Maria se virou e Alika ajeitou a postura imediatamente, escondendo o abridor de cartas sob a saia.
— O que a senhora viu em mim? — ela fingiu naturalidade, entrelaçando os dedos sobre o seu colo. Maria sorriu e se aproximou. Seus olhos não entregavam nada além de cobiça. Era uma cobiça bem diferente do que a que Alika estava habituada, mas estava ali.
— Vejo muitas coisas além da senhorita, coisas das quais nem deve fazer ideia do que significam. Se fizesse, jamais teria sido uma escrava em sua vida e jamais teria aceitado a minha ajuda. — Maria se sentou com Alika, que franziu o cenho.
— O que quer dizer?
Maria não respondeu a princípio. Apenas aproximou sua mão do rosto de Alika e correu os dedos pela sua bochecha. Alika ficou parada, sem ter noção do que aquele toque poderia significar.

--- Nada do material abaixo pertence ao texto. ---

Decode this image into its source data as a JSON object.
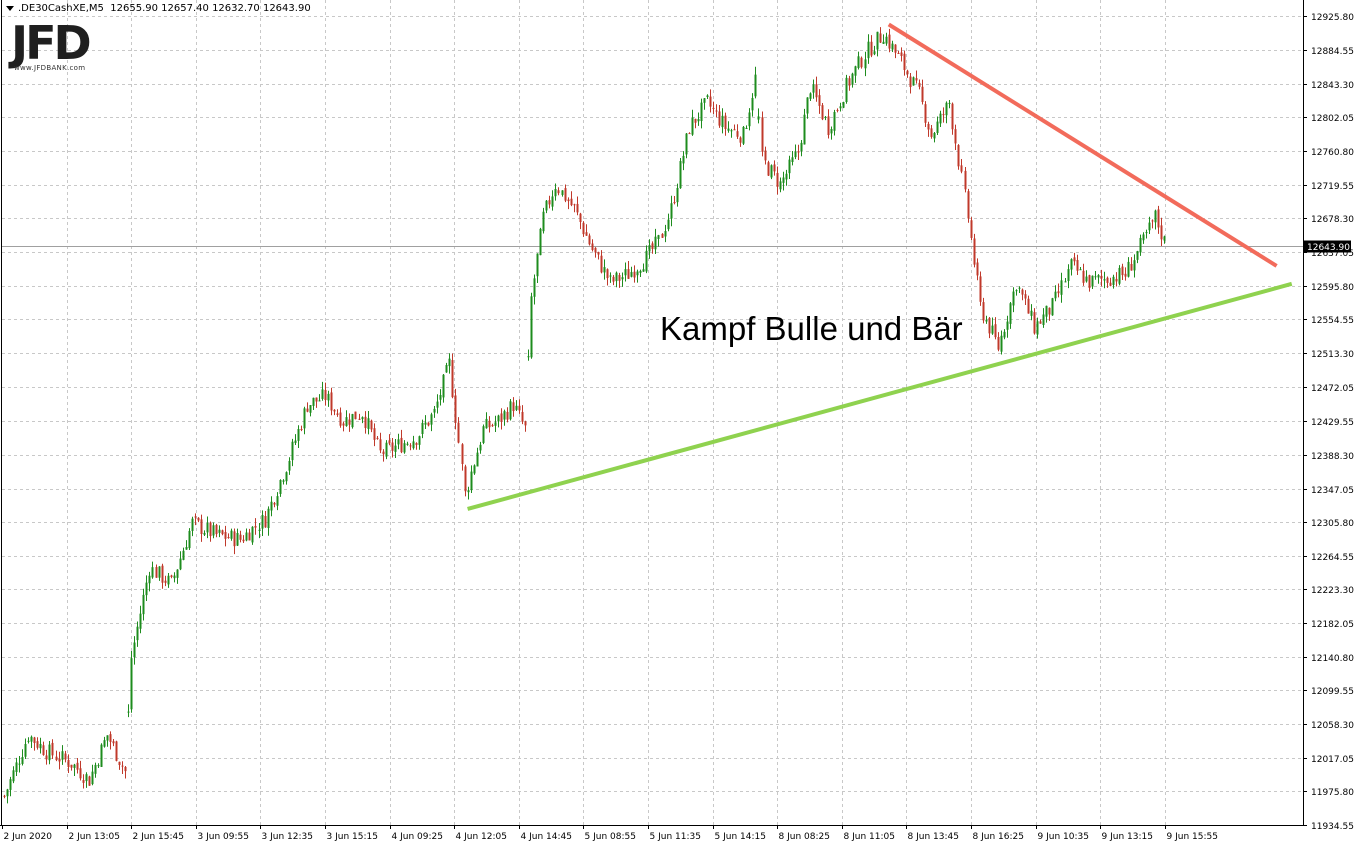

— Eu quero dizer — Maria sussurrou de um jeito hipnótico, seus olhos tinham um brilho malicioso e cativante. Havia algo nela que não impressionaria Alika? — Que se eu estiver certa sobre a senhorita também... — seu sorriso cresceu, exibindo dentes afiados. — Você será um dos meus maiores tesouros.
Ela segurou o queixo de Alika em um aperto firme.
— E Deus sabe como espero que não me desaponte. — Ela se aproximou mais, de um jeito que daria a entender que tentaria dar um beijo na outra, cujos pensamentos disparavam rapidamente em todas as direções sobre o que fazer. — Tem que saber mais uma coisa, querida: eu não gosto de ser desapontada.
A profundidade do buraco no qual estava enfiada era desconhecida. Estava escuro e as correntes ainda existiam, um pouco mais escondidas. Alika tinha certeza de duas coisas. A primeira: ela ainda era uma escrava. A segunda: ela também não gostaria de desapontar Maria.